OARSI scoring of murine cartilage

The methods were conducted as previously stated in Chen et al. 2016, which includes histopathological grading using a modified version of the Chambers scoring system. This system is the standard method for grading cartilage degeneration in mice established by the OARSI Histopathology Initiative. Paraffin sections from each sample were scored after safranin-O staining. Grading was performed in four areas: medial femoral condyle, medial tibial plateau, lateral femoral condyle, and lateral tibial plateau. Three blinded observers graded each section, and the results were averaged to obtain the grades for each sample. The grades from each group of mice were then collated for analysis.

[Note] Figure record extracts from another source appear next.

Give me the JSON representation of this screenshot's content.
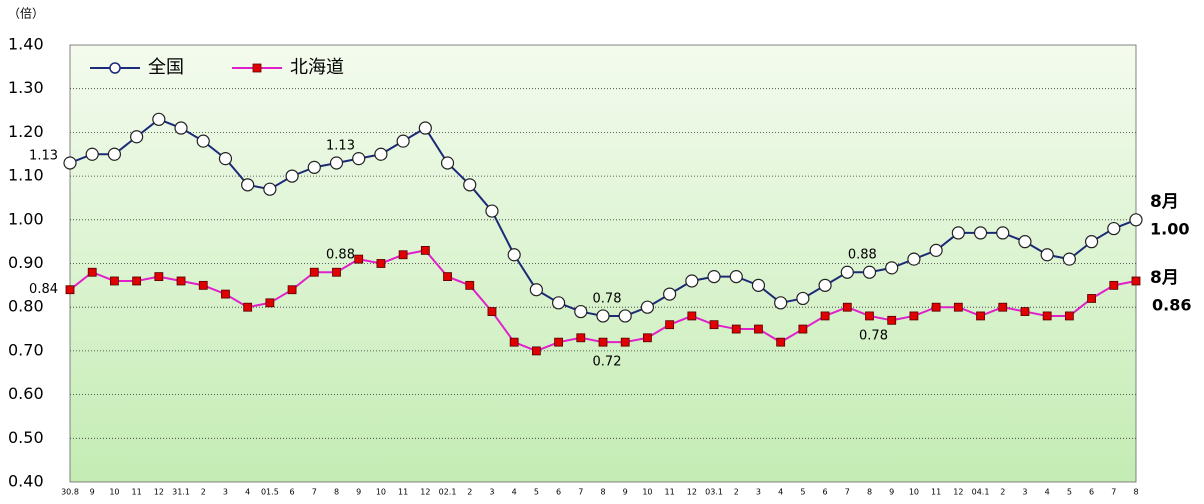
{
  "chart_data": {
    "type": "line",
    "y_label": "（倍）",
    "categories": [
      "30.8",
      "9",
      "10",
      "11",
      "12",
      "31.1",
      "2",
      "3",
      "4",
      "01.5",
      "6",
      "7",
      "8",
      "9",
      "10",
      "11",
      "12",
      "02.1",
      "2",
      "3",
      "4",
      "5",
      "6",
      "7",
      "8",
      "9",
      "10",
      "11",
      "12",
      "03.1",
      "2",
      "3",
      "4",
      "5",
      "6",
      "7",
      "8",
      "9",
      "10",
      "11",
      "12",
      "04.1",
      "2",
      "3",
      "4",
      "5",
      "6",
      "7",
      "8"
    ],
    "ylim": [
      0.4,
      1.4
    ],
    "yticks": [
      {
        "value": 0.4,
        "label": "0.40"
      },
      {
        "value": 0.5,
        "label": "0.50"
      },
      {
        "value": 0.6,
        "label": "0.60"
      },
      {
        "value": 0.7,
        "label": "0.70"
      },
      {
        "value": 0.8,
        "label": "0.80"
      },
      {
        "value": 0.9,
        "label": "0.90"
      },
      {
        "value": 1.0,
        "label": "1.00"
      },
      {
        "value": 1.1,
        "label": "1.10"
      },
      {
        "value": 1.2,
        "label": "1.20"
      },
      {
        "value": 1.3,
        "label": "1.30"
      },
      {
        "value": 1.4,
        "label": "1.40"
      }
    ],
    "grid": true,
    "legend": "top-left",
    "series": [
      {
        "name": "全国",
        "color": "#1c2a78",
        "marker": "circle",
        "end_label": "8月",
        "values": [
          1.13,
          1.15,
          1.15,
          1.19,
          1.23,
          1.21,
          1.18,
          1.14,
          1.08,
          1.07,
          1.1,
          1.12,
          1.13,
          1.14,
          1.15,
          1.18,
          1.21,
          1.13,
          1.08,
          1.02,
          0.92,
          0.84,
          0.81,
          0.79,
          0.78,
          0.78,
          0.8,
          0.83,
          0.86,
          0.87,
          0.87,
          0.85,
          0.81,
          0.82,
          0.85,
          0.88,
          0.88,
          0.89,
          0.91,
          0.93,
          0.97,
          0.97,
          0.97,
          0.95,
          0.92,
          0.91,
          0.95,
          0.98,
          1.0
        ],
        "value_labels": [
          "1.13",
          null,
          null,
          null,
          null,
          null,
          null,
          null,
          null,
          null,
          null,
          null,
          "1.13",
          null,
          null,
          null,
          null,
          null,
          null,
          null,
          null,
          null,
          null,
          null,
          "0.78",
          null,
          null,
          null,
          null,
          null,
          null,
          null,
          null,
          null,
          null,
          "0.88",
          null,
          null,
          null,
          null,
          null,
          null,
          null,
          null,
          null,
          null,
          null,
          null,
          "1.00"
        ]
      },
      {
        "name": "北海道",
        "color": "#e020c8",
        "marker_color": "#e00000",
        "marker": "square",
        "end_label": "8月",
        "values": [
          0.84,
          0.88,
          0.86,
          0.86,
          0.87,
          0.86,
          0.85,
          0.83,
          0.8,
          0.81,
          0.84,
          0.88,
          0.88,
          0.91,
          0.9,
          0.92,
          0.93,
          0.87,
          0.85,
          0.79,
          0.72,
          0.7,
          0.72,
          0.73,
          0.72,
          0.72,
          0.73,
          0.76,
          0.78,
          0.76,
          0.75,
          0.75,
          0.72,
          0.75,
          0.78,
          0.8,
          0.78,
          0.77,
          0.78,
          0.8,
          0.8,
          0.78,
          0.8,
          0.79,
          0.78,
          0.78,
          0.82,
          0.85,
          0.86
        ],
        "value_labels": [
          "0.84",
          null,
          null,
          null,
          null,
          null,
          null,
          null,
          null,
          null,
          null,
          null,
          "0.88",
          null,
          null,
          null,
          null,
          null,
          null,
          null,
          null,
          null,
          null,
          null,
          "0.72",
          null,
          null,
          null,
          null,
          null,
          null,
          null,
          null,
          null,
          null,
          null,
          "0.78",
          null,
          null,
          null,
          null,
          null,
          null,
          null,
          null,
          null,
          null,
          null,
          "0.86"
        ]
      }
    ]
  }
}
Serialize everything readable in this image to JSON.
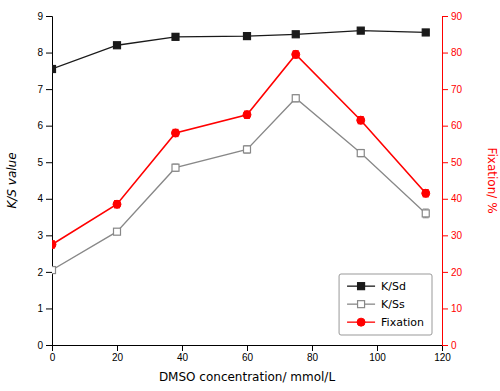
{
  "chart_data": {
    "type": "line",
    "x": [
      0,
      20,
      38,
      60,
      75,
      95,
      115
    ],
    "xlabel": "DMSO concentration/ mmol/L",
    "ylabel": "K/S value",
    "y2label": "Fixation/ %",
    "xlim": [
      0,
      120
    ],
    "xticks": [
      0,
      20,
      40,
      60,
      80,
      100,
      120
    ],
    "ylim": [
      0,
      9
    ],
    "yticks": [
      0,
      1,
      2,
      3,
      4,
      5,
      6,
      7,
      8,
      9
    ],
    "y2lim": [
      0,
      90
    ],
    "y2ticks": [
      0,
      10,
      20,
      30,
      40,
      50,
      60,
      70,
      80,
      90
    ],
    "grid": false,
    "legend": "lower right",
    "series": [
      {
        "name": "K/Sd",
        "color": "#1a1a1a",
        "marker": "square",
        "line_style": "solid",
        "values": [
          7.55,
          8.2,
          8.43,
          8.45,
          8.5,
          8.6,
          8.55
        ],
        "errors": [
          0.08,
          0.05,
          0.05,
          0.05,
          0.05,
          0.05,
          0.05
        ]
      },
      {
        "name": "K/Ss",
        "color": "#888888",
        "marker": "square-open",
        "line_style": "solid",
        "values": [
          2.05,
          3.1,
          4.85,
          5.35,
          6.75,
          5.25,
          3.6
        ],
        "errors": [
          0.08,
          0.08,
          0.1,
          0.1,
          0.1,
          0.1,
          0.12
        ]
      },
      {
        "name": "Fixation",
        "color": "#ff0000",
        "marker": "circle",
        "line_style": "solid",
        "axis": "y2",
        "values": [
          27.5,
          38.5,
          58,
          63,
          79.5,
          61.5,
          41.5
        ],
        "errors": [
          1.0,
          1.0,
          1.0,
          1.0,
          1.0,
          1.0,
          1.0
        ]
      }
    ]
  }
}
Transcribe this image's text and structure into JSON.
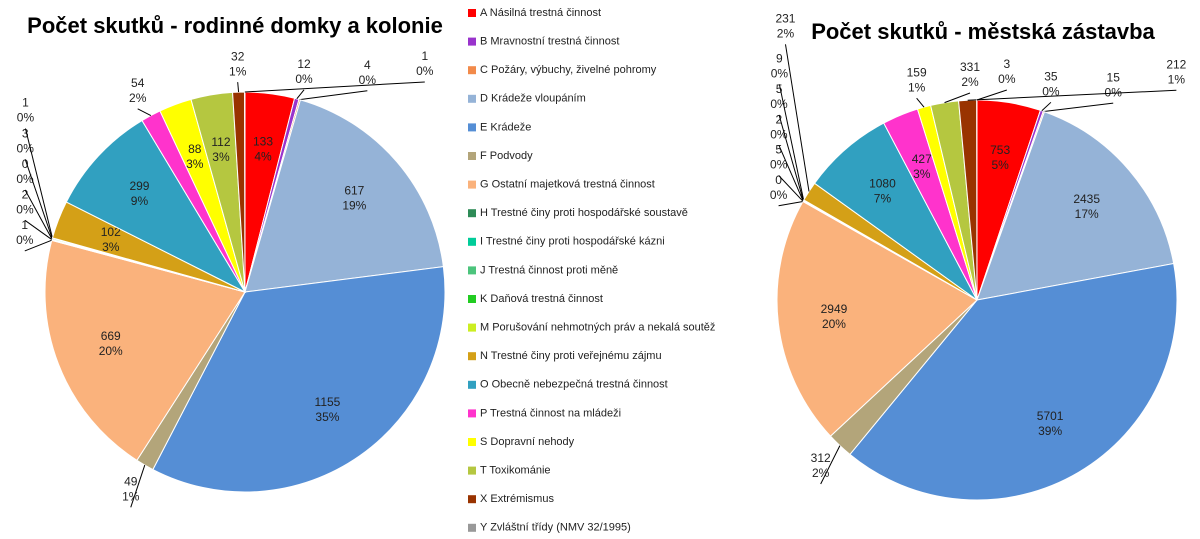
{
  "chart_data": [
    {
      "type": "pie",
      "title": "Počet skutků - rodinné domky a kolonie",
      "categories": [
        "A Násilná trestná činnost",
        "B Mravnostní trestná činnost",
        "C Požáry, výbuchy, živelné pohromy",
        "D Krádeže vloupáním",
        "E Krádeže",
        "F Podvody",
        "G Ostatní majetková trestná činnost",
        "H Trestné činy proti hospodářské soustavě",
        "I Trestné činy proti hospodářské kázni",
        "J Trestná činnost proti měně",
        "K Daňová trestná činnost",
        "M Porušování nehmotných práv a nekalá soutěž",
        "N Trestné činy proti veřejnému zájmu",
        "O Obecně nebezpečná trestná činnost",
        "P Trestná činnost na mládeži",
        "S Dopravní nehody",
        "T Toxikománie",
        "X Extrémismus",
        "Y Zvláštní třídy (NMV 32/1995)"
      ],
      "colors": [
        "#ff0000",
        "#9933cc",
        "#f28a4a",
        "#95b3d7",
        "#558ed5",
        "#b3a57a",
        "#fab27c",
        "#2e8b57",
        "#00cc99",
        "#4cc47c",
        "#22cc22",
        "#ccee22",
        "#d4a017",
        "#31a0c0",
        "#ff33cc",
        "#ffff00",
        "#b5c740",
        "#993300",
        "#999999"
      ],
      "values": [
        133,
        12,
        4,
        617,
        1155,
        49,
        669,
        1,
        2,
        0,
        3,
        1,
        102,
        299,
        54,
        88,
        112,
        32,
        1
      ],
      "percent_labels": [
        "4%",
        "0%",
        "0%",
        "19%",
        "35%",
        "1%",
        "20%",
        "0%",
        "0%",
        "0%",
        "0%",
        "0%",
        "3%",
        "9%",
        "2%",
        "3%",
        "3%",
        "1%",
        "0%"
      ]
    },
    {
      "type": "pie",
      "title": "Počet skutků - městská zástavba",
      "values": [
        753,
        35,
        15,
        2435,
        5701,
        312,
        2949,
        0,
        5,
        2,
        5,
        9,
        231,
        1080,
        427,
        159,
        331,
        212,
        3
      ],
      "percent_labels": [
        "5%",
        "0%",
        "0%",
        "17%",
        "39%",
        "2%",
        "20%",
        "0%",
        "0%",
        "0%",
        "0%",
        "0%",
        "2%",
        "7%",
        "3%",
        "1%",
        "2%",
        "1%",
        "0%"
      ]
    }
  ]
}
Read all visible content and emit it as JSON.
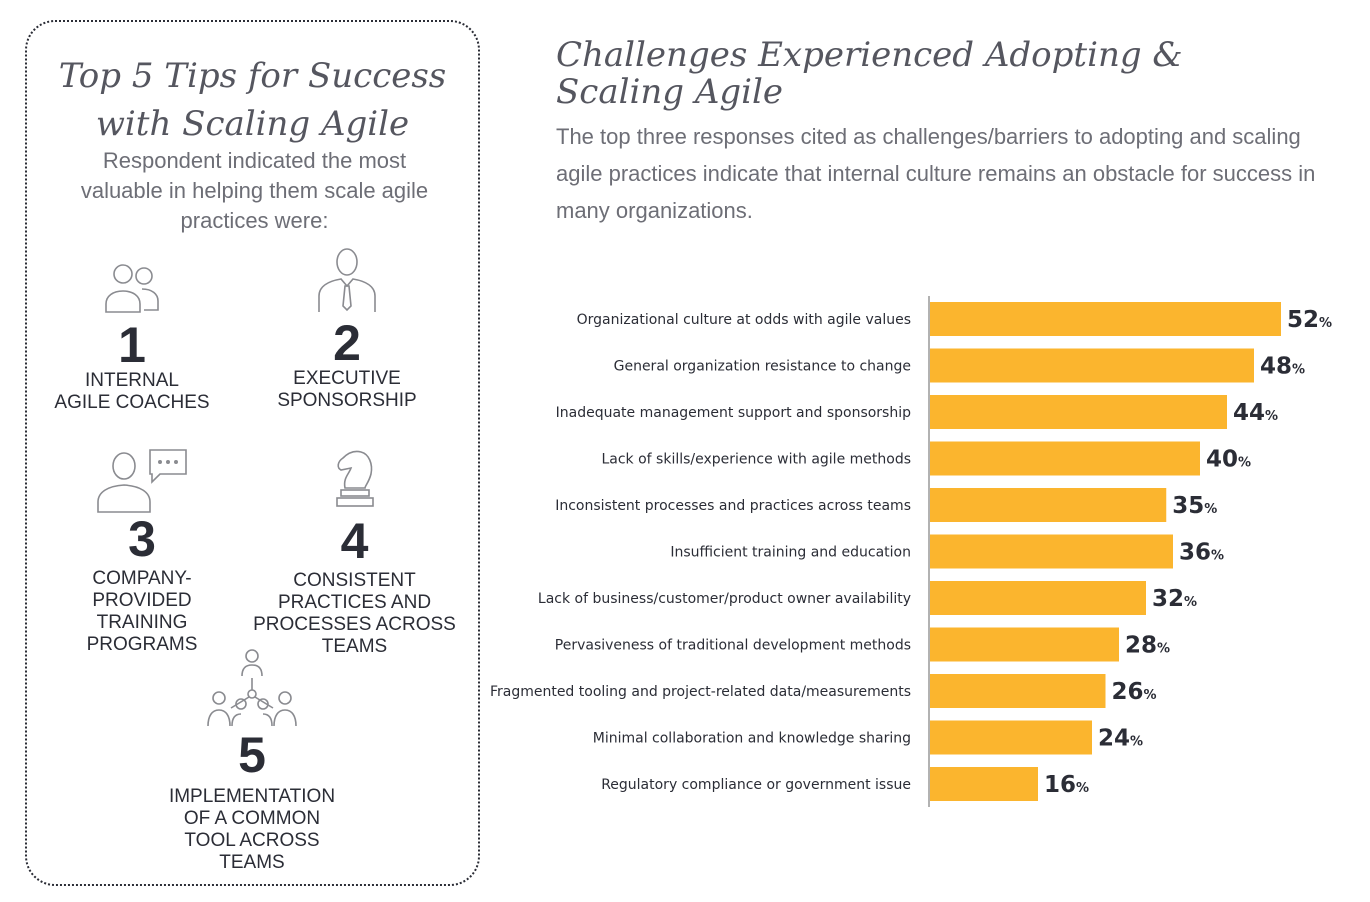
{
  "tips": {
    "title_line1": "Top 5 Tips for Success",
    "title_line2": "with Scaling Agile",
    "subtitle": "Respondent indicated the most valuable in helping them scale agile practices were:",
    "items": [
      {
        "number": "1",
        "text": "Internal\nagile coaches",
        "icon": "coaches-icon"
      },
      {
        "number": "2",
        "text": "Executive\nsponsorship",
        "icon": "executive-icon"
      },
      {
        "number": "3",
        "text": "Company-\nprovided\ntraining\nprograms",
        "icon": "training-icon"
      },
      {
        "number": "4",
        "text": "Consistent\npractices and\nprocesses across\nteams",
        "icon": "chess-knight-icon"
      },
      {
        "number": "5",
        "text": "Implementation\nof a common\ntool across\nteams",
        "icon": "team-network-icon"
      }
    ]
  },
  "chart_title": "Challenges Experienced Adopting &\nScaling Agile",
  "chart_subtitle": "The top three responses cited as challenges/barriers to adopting and scaling agile practices indicate that internal culture remains an obstacle for success in many organizations.",
  "colors": {
    "bar": "#fbb52e",
    "axis": "#999999",
    "text": "#2b2d36"
  },
  "chart_data": {
    "type": "bar",
    "orientation": "horizontal",
    "categories": [
      "Organizational culture at odds with agile values",
      "General organization resistance to change",
      "Inadequate management support and sponsorship",
      "Lack of skills/experience with agile methods",
      "Inconsistent processes and practices across teams",
      "Insufficient training and education",
      "Lack of business/customer/product owner availability",
      "Pervasiveness of traditional development methods",
      "Fragmented tooling and project-related data/measurements",
      "Minimal collaboration and knowledge sharing",
      "Regulatory compliance or government issue"
    ],
    "values": [
      52,
      48,
      44,
      40,
      35,
      36,
      32,
      28,
      26,
      24,
      16
    ],
    "unit": "%",
    "xlim": [
      0,
      52
    ],
    "grid": false,
    "legend": "none"
  }
}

Immunohistochemical staining

Immunohistochemical staining was performed to detect the expression of Keap1, Nrf2, HO-1, MMP13, Col2a1, ADAMTS-5, and aggrecan in cartilage tissues. Briefly, paraffin-embedded sections were deparaffinized in xylene and rehydrated in a graded series of ethanol. Antigen retrieval was performed by incubating the slides in citrate buffer (pH 6.0) at 95 °C for 15 min. The sections were then treated with 3% hydrogen peroxide for 10 min to quench endogenous peroxidase activity. After blocking with 5% bovine serum albumin, the sections were incubated with primary antibodies against Keap1, Nrf2, HO-1, MMP13, Col2a1, ADAMTS-5, and aggrecan overnight at 4 °C. The primary antibodies were detected using a horseradish peroxidase-conjugated secondary antibody and visualized using a DAB substrate kit. Finally, the sections were counterstained with hematoxylin, dehydrated, and mounted.

Statistical analysis

Statistical analyses were performed by SPSS statistics 22.0. All data were expressed as the mean ± standard deviation (SD), and all independent experiments were repeated at least three times. One-way analysis of variance (ANOVA) was used to assess group differences. Kolmogorov–Smirnov test was used to analyze the ANOVA model residuals to check the normality for all groups. p < 0.05 was considered statistically significant.